I'm a thankful JESIE teacher-- thankful for the wonderful schools I teach at and thankful for my awesome coworkers at JESIE. I was thrilled to see these two sides come together, as coworkers John and Josh each taught a Thanksgiving-themed lesson plan to one of my 4th grade classes at Langya Lu Primary School.

 

Josh's lesson held students attention from start to finish with a lively, moving PowerPoint, the dog he throws around to indicate who can speak, and the point system which turned the whole lesson into a lively competition between Team Scarecrows and Team Leaves. He opened with a vocabulary lesson that introduced students to essential Thanksgiving foods. Next, the vocab was reinforced with several games. There was first a memory game where students first read a “How many ___ are there?” question, looked briefly at a photo, then answered the question allowed.

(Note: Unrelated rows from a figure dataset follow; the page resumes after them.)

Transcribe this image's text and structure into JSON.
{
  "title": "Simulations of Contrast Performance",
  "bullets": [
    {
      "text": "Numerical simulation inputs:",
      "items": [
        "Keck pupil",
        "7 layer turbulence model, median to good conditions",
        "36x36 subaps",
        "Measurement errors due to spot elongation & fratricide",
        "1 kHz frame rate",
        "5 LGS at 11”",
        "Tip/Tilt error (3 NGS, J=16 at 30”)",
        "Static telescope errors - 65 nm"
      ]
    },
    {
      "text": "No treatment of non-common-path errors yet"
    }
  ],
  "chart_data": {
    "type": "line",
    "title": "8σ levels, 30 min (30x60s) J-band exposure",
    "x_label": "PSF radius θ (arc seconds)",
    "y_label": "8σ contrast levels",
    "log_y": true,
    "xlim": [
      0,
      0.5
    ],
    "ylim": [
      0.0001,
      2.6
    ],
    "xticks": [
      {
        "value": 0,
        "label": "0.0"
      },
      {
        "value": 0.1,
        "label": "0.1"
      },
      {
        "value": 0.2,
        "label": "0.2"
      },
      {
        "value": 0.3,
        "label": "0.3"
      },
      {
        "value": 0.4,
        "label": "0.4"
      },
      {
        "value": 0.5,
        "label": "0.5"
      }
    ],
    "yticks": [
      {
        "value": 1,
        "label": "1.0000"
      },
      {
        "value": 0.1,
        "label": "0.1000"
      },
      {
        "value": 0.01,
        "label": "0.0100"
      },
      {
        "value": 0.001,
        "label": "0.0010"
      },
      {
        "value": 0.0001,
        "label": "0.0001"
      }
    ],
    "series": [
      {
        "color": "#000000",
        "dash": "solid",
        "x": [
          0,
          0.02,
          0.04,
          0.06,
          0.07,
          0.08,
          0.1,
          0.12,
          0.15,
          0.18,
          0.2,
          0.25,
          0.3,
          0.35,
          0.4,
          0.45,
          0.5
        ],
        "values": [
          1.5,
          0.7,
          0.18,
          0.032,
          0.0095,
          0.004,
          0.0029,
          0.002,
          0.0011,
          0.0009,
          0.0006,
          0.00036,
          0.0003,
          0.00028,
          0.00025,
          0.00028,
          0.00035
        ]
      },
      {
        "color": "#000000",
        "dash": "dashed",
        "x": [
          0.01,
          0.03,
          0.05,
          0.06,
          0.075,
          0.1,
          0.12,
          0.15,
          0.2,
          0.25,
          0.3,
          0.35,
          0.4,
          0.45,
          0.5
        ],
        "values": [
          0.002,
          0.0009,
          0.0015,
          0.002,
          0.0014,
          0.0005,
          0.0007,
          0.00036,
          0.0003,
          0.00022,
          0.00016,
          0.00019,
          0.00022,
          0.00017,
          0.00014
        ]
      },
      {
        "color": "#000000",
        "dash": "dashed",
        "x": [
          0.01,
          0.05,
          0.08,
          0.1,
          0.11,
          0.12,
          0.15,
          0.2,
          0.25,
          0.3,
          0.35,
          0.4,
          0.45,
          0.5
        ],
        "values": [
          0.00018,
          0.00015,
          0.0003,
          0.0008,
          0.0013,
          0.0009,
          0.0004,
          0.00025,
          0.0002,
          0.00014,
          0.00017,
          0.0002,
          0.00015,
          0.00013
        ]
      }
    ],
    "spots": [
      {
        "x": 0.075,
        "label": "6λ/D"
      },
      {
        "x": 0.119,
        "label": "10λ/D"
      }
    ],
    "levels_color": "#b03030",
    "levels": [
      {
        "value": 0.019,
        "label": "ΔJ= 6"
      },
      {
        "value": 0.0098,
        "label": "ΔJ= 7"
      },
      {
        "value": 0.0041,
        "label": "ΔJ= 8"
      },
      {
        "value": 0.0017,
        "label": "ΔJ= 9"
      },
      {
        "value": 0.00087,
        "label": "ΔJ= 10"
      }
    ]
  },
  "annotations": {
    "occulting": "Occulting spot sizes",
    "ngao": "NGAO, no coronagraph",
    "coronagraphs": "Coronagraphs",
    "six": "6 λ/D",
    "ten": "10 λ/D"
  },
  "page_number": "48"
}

Later, students were bouncing up and down, begging to compete in spelling races, where a photo would pop up on the PPT and a pair of students would race to write its name correctly on the board. The learning continued with an introduction to Thanksgiving traditions that was tested again with a memory game.  The last phase of Josh's class began with students taking turns telling the class what they are thankful for.

 

Downstairs, John's lesson introduced similar Thanksgiving vocabulary. After several games that reinforced the vocabulary, John took an inventive turn on the Thanksgiving tradition of proclaiming what we are thankful for: “At Thanksgiving I am thankful for everything, except ___.” This introduced a new, useful language point and opened the door to a hilarity that kept students learning and laughing simultaneously for the rest of the lesson. The pinnacle of John's lesson was the singing of a silly Thanksgiving song stuffed with all the vocab they'd picked up throughout the class.

 

In all the merriment of a happy Thanksgiving, both Josh and John's lessons concluded with the drawing of hand turkeys, a longstanding tradition across American primary schools. As students drew, they continued to put to use their holiday language. This Thanksgiving Open Day was quite a success!